Num_workers > 1 mixes samples and labels (h5py dataset)

rumo · May 25, 2020, 3:05pm

Hi everyone,
I have a question regarding the understanding of num_workers, I couldn’t answer it myself.

I have a data set that contains image data and the corresponding masks (segmentation task). The file format is HDF5.
I wrote a custom data set class that loads the data and use a data loader for loading the data in batches.
To visualize the data, I wrote a function that grids the image data and the corresponding masks and overlays the two, so that I can see the masks on the image. For that, I directly pass a batch coming from the dataloader to my “gridding function”.

As long as I use num_workers = 0 or 1, everything works as expected.
For num_workers > 1, it seems like my training samples and the corresponding masks are shuffled around (some images appear in several batches but with different masks, sometimes there’s no image at all, just the mask). I uploaded an example were you can see that the first two samples in the batch are identical but the mask (blueish parts) are different (and both wrong). This never happens if I set num_workers to 0 or 1.

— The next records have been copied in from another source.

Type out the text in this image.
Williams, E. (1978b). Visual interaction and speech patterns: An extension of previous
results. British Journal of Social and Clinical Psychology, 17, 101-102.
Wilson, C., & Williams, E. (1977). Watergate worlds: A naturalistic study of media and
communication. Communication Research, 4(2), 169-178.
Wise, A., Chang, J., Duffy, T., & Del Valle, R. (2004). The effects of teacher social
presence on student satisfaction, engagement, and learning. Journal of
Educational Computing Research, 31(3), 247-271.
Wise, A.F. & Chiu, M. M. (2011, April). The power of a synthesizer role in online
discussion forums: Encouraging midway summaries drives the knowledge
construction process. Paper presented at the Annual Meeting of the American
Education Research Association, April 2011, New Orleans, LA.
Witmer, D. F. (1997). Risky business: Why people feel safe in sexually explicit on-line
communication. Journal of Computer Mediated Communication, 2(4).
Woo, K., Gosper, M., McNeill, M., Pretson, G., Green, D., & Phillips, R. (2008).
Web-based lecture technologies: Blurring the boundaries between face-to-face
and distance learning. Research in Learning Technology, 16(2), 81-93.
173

I read that there are some problems with HDF5 datasets and multitasking, but I’m not sure if my problem relates to this or if there is something else going on that I’m unaware of.

Tech specs:

Ubuntu 18.04
i7-4720HQ CPU
16 GB RAM
no CUDA, just CPU (for now)

Thank you for your help!

Kushaj · May 25, 2020, 5:29pm

If you are using a single dataloader that loads both the image and the mask num_workers won’t matter. When multiple workers are used, each worker works on a different __get_item__.

rumo · May 26, 2020, 9:09am

Hello Kushaj,
thank you for your reply! I took another look and could actually solve my problem by following piojanu’s workaround. When I open the HFD5 file within getitem , and not from the init as I did before, everything works as expected. I had not realized, that my problem could be caused by that.